Warum ein Impressum unverzichtbar ist
Du hast eine Website, also brauchst du ein Impressum – kein Schnickschnack, Pflicht. Ohne das drohen Abmahnungen, Geldstrafen, das ganze Drama. Schau, das Gesetz schreibt klare Vorgaben, und das ignorieren ist ein No-Go.
Die Pflichtangaben im Überblick
Erst: Name und Rechtsform. Einzelunternehmer, GmbH, UG – alles muss exakt stehen. Dann: Anschrift. Keine Postfachadresse, die muss physisch erreichbar sein. Telefon und E-Mail? Ja, beides, sonst gibt’s Ärger.
Weiter: Handelsregistereintrag, falls vorhanden, mit Registernummer. Umsatzsteuer-ID, falls du welche hast. Und wenn du journalistisch tätig bist, muss ein Verantwortlicher für den Inhalt genannt werden.

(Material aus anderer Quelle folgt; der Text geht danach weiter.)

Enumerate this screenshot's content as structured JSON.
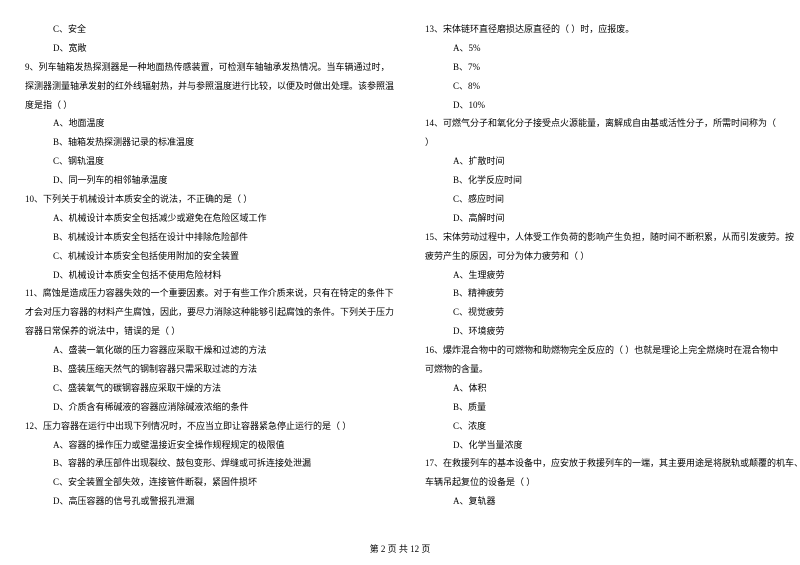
{
  "left_column": {
    "lines": [
      {
        "text": "C、安全",
        "indent": 1
      },
      {
        "text": "D、宽敞",
        "indent": 1
      },
      {
        "text": "9、列车轴箱发热探测器是一种地面热传感装置，可检测车轴轴承发热情况。当车辆通过时，",
        "indent": 0
      },
      {
        "text": "探测器测量轴承发射的红外线辐射热，并与参照温度进行比较，以便及时做出处理。该参照温",
        "indent": 0
      },
      {
        "text": "度是指（    ）",
        "indent": 0
      },
      {
        "text": "A、地面温度",
        "indent": 1
      },
      {
        "text": "B、轴箱发热探测器记录的标准温度",
        "indent": 1
      },
      {
        "text": "C、钢轨温度",
        "indent": 1
      },
      {
        "text": "D、同一列车的相邻轴承温度",
        "indent": 1
      },
      {
        "text": "10、下列关于机械设计本质安全的说法，不正确的是（    ）",
        "indent": 0
      },
      {
        "text": "A、机械设计本质安全包括减少或避免在危险区域工作",
        "indent": 1
      },
      {
        "text": "B、机械设计本质安全包括在设计中排除危险部件",
        "indent": 1
      },
      {
        "text": "C、机械设计本质安全包括使用附加的安全装置",
        "indent": 1
      },
      {
        "text": "D、机械设计本质安全包括不使用危险材料",
        "indent": 1
      },
      {
        "text": "11、腐蚀是造成压力容器失效的一个重要因素。对于有些工作介质来说，只有在特定的条件下",
        "indent": 0
      },
      {
        "text": "才会对压力容器的材料产生腐蚀，因此，要尽力消除这种能够引起腐蚀的条件。下列关于压力",
        "indent": 0
      },
      {
        "text": "容器日常保养的说法中，错误的是（    ）",
        "indent": 0
      },
      {
        "text": "A、盛装一氧化碳的压力容器应采取干燥和过滤的方法",
        "indent": 1
      },
      {
        "text": "B、盛装压缩天然气的钢制容器只需采取过滤的方法",
        "indent": 1
      },
      {
        "text": "C、盛装氧气的碳钢容器应采取干燥的方法",
        "indent": 1
      },
      {
        "text": "D、介质含有稀碱液的容器应消除碱液浓缩的条件",
        "indent": 1
      },
      {
        "text": "12、压力容器在运行中出现下列情况时，不应当立即让容器紧急停止运行的是（    ）",
        "indent": 0
      },
      {
        "text": "A、容器的操作压力或壁温接近安全操作规程规定的极限值",
        "indent": 1
      },
      {
        "text": "B、容器的承压部件出现裂纹、鼓包变形、焊缝或可拆连接处泄漏",
        "indent": 1
      },
      {
        "text": "C、安全装置全部失效，连接管件断裂，紧固件损坏",
        "indent": 1
      },
      {
        "text": "D、高压容器的信号孔或警报孔泄漏",
        "indent": 1
      }
    ]
  },
  "right_column": {
    "lines": [
      {
        "text": "13、宋体链环直径磨损达原直径的（    ）时，应报废。",
        "indent": 0
      },
      {
        "text": "A、5%",
        "indent": 1
      },
      {
        "text": "B、7%",
        "indent": 1
      },
      {
        "text": "C、8%",
        "indent": 1
      },
      {
        "text": "D、10%",
        "indent": 1
      },
      {
        "text": "14、可燃气分子和氧化分子接受点火源能量，离解成自由基或活性分子，所需时间称为（",
        "indent": 0
      },
      {
        "text": "）",
        "indent": 0
      },
      {
        "text": "A、扩散时间",
        "indent": 1
      },
      {
        "text": "B、化学反应时间",
        "indent": 1
      },
      {
        "text": "C、感应时间",
        "indent": 1
      },
      {
        "text": "D、高解时间",
        "indent": 1
      },
      {
        "text": "15、宋体劳动过程中，人体受工作负荷的影响产生负担，随时间不断积累，从而引发疲劳。按",
        "indent": 0
      },
      {
        "text": "疲劳产生的原因，可分为体力疲劳和（    ）",
        "indent": 0
      },
      {
        "text": "A、生理疲劳",
        "indent": 1
      },
      {
        "text": "B、精神疲劳",
        "indent": 1
      },
      {
        "text": "C、视觉疲劳",
        "indent": 1
      },
      {
        "text": "D、环境疲劳",
        "indent": 1
      },
      {
        "text": "16、爆炸混合物中的可燃物和助燃物完全反应的（    ）也就是理论上完全燃烧时在混合物中",
        "indent": 0
      },
      {
        "text": "可燃物的含量。",
        "indent": 0
      },
      {
        "text": "A、体积",
        "indent": 1
      },
      {
        "text": "B、质量",
        "indent": 1
      },
      {
        "text": "C、浓度",
        "indent": 1
      },
      {
        "text": "D、化学当量浓度",
        "indent": 1
      },
      {
        "text": "17、在救援列车的基本设备中，应安放于救援列车的一端，其主要用途是将脱轨或颠覆的机车、",
        "indent": 0
      },
      {
        "text": "车辆吊起复位的设备是（    ）",
        "indent": 0
      },
      {
        "text": "A、复轨器",
        "indent": 1
      }
    ]
  },
  "footer": {
    "text": "第 2 页 共 12 页"
  }
}
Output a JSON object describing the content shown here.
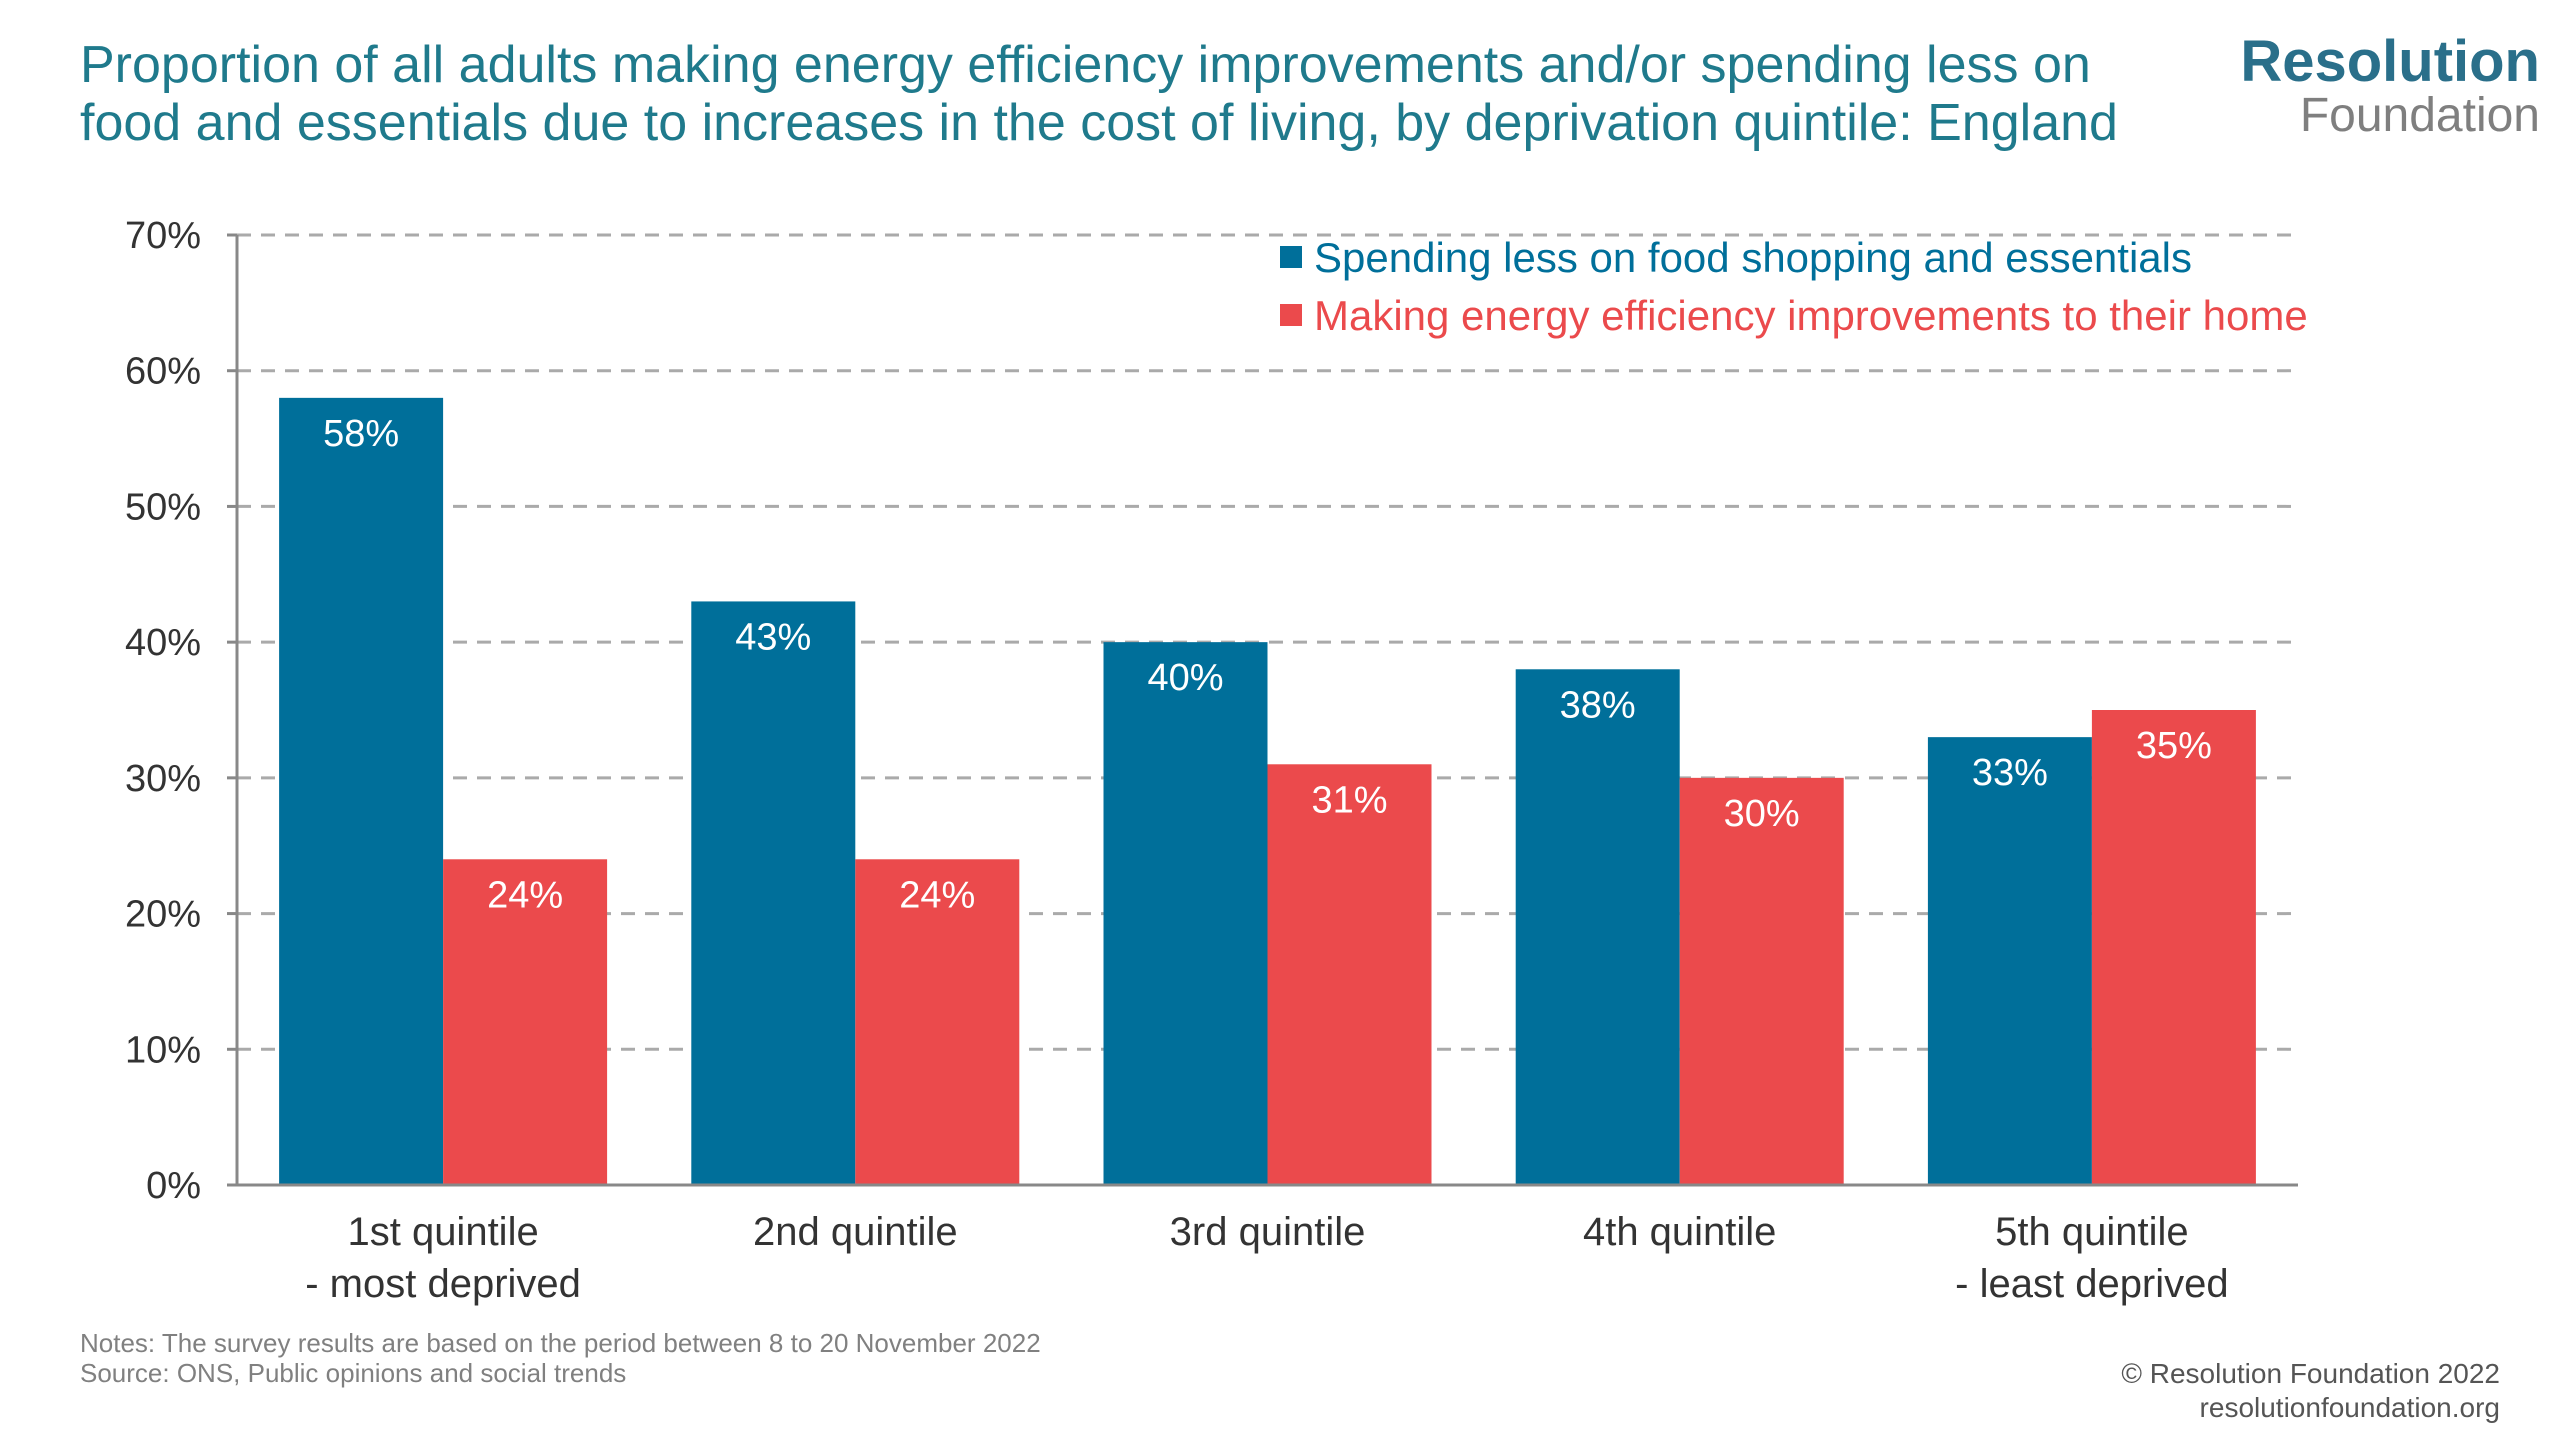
{
  "title_lines": [
    "Proportion of all adults making energy efficiency improvements and/or spending less on",
    "food and essentials due to increases in the cost of living, by deprivation quintile: England"
  ],
  "logo": {
    "main": "Resolution",
    "sub": "Foundation"
  },
  "notes": "Notes: The survey results are based on the period between 8 to 20 November 2022",
  "source": "Source: ONS, Public opinions and social trends",
  "copyright": "© Resolution Foundation 2022",
  "website": "resolutionfoundation.org",
  "colors": {
    "title": "#1f7a8c",
    "series1": "#006f9a",
    "series2": "#eb4a4c",
    "grid": "#aaaaaa",
    "axis": "#888888"
  },
  "chart_data": {
    "type": "bar",
    "categories": [
      [
        "1st quintile",
        "- most deprived"
      ],
      [
        "2nd quintile"
      ],
      [
        "3rd quintile"
      ],
      [
        "4th quintile"
      ],
      [
        "5th quintile",
        "- least deprived"
      ]
    ],
    "series": [
      {
        "name": "Spending less on food shopping and essentials",
        "values": [
          58,
          43,
          40,
          38,
          33
        ],
        "labels": [
          "58%",
          "43%",
          "40%",
          "38%",
          "33%"
        ],
        "color": "#006f9a"
      },
      {
        "name": "Making energy efficiency improvements to their home",
        "values": [
          24,
          24,
          31,
          30,
          35
        ],
        "labels": [
          "24%",
          "24%",
          "31%",
          "30%",
          "35%"
        ],
        "color": "#eb4a4c"
      }
    ],
    "ylim": [
      0,
      70
    ],
    "yticks": [
      {
        "value": 0,
        "label": "0%"
      },
      {
        "value": 10,
        "label": "10%"
      },
      {
        "value": 20,
        "label": "20%"
      },
      {
        "value": 30,
        "label": "30%"
      },
      {
        "value": 40,
        "label": "40%"
      },
      {
        "value": 50,
        "label": "50%"
      },
      {
        "value": 60,
        "label": "60%"
      },
      {
        "value": 70,
        "label": "70%"
      }
    ],
    "grid": "dashed horizontal",
    "legend_position": "top-right"
  }
}
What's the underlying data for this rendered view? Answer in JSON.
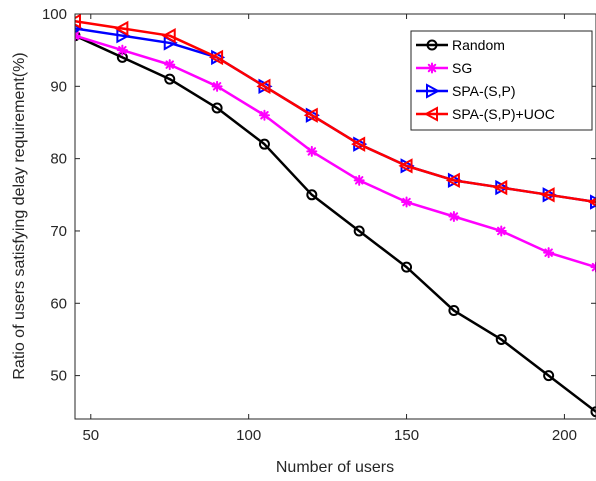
{
  "chart_data": {
    "type": "line",
    "title": "",
    "xlabel": "Number of users",
    "ylabel": "Ratio of users satisfying delay requirement(%)",
    "xlim": [
      45,
      210
    ],
    "ylim": [
      44,
      100
    ],
    "xticks": [
      50,
      100,
      150,
      200
    ],
    "yticks": [
      50,
      60,
      70,
      80,
      90,
      100
    ],
    "grid": false,
    "legend_position": "top-right",
    "x": [
      45,
      60,
      75,
      90,
      105,
      120,
      135,
      150,
      165,
      180,
      195,
      210
    ],
    "series": [
      {
        "name": "Random",
        "color": "#000000",
        "marker": "circle",
        "values": [
          97,
          94,
          91,
          87,
          82,
          75,
          70,
          65,
          59,
          55,
          50,
          45
        ]
      },
      {
        "name": "SG",
        "color": "#ff00ff",
        "marker": "asterisk",
        "values": [
          97,
          95,
          93,
          90,
          86,
          81,
          77,
          74,
          72,
          70,
          67,
          65
        ]
      },
      {
        "name": "SPA-(S,P)",
        "color": "#0000ff",
        "marker": "triangle-right",
        "values": [
          98,
          97,
          96,
          94,
          90,
          86,
          82,
          79,
          77,
          76,
          75,
          74
        ]
      },
      {
        "name": "SPA-(S,P)+UOC",
        "color": "#ff0000",
        "marker": "triangle-left",
        "values": [
          99,
          98,
          97,
          94,
          90,
          86,
          82,
          79,
          77,
          76,
          75,
          74
        ]
      }
    ]
  }
}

Besonderheiten für Online-Geschäfte
Hier kommt das Stichwort „Verbraucher-Info”. Du verkaufst Produkte? Dann brauchst du Angaben zu Lieferbedingungen, Rückgaberecht und Gewährleistung. Und das Widerrufsrecht – nicht weglassen, das ist gesetzlich vorgeschrieben.
Wenn du Affiliate-Links nutzt, musst du das offenlegen. Transparenz ist kein Nice-to-have, sie ist Pflicht. Und bei Cookies? Datenschutzerklärung, nicht vergessen, sonst gibt’s Klagen.
Wie du das Impressum technisch einbindest
Einfach. Ein Link im Footer reicht, solange er leicht zu finden ist. Der Linktext muss klar „Impressum” oder „Legal Notice” lauten. Und das Ganze darf nicht versteckt sein – kein Pop-up, kein Klick-Trap.
Hier ein Beispiel, das du übernehmen kannst: https://kurzfussballwetten.com/legal-notice/. Klick drauf, schau dir an, wie es aussehen sollte.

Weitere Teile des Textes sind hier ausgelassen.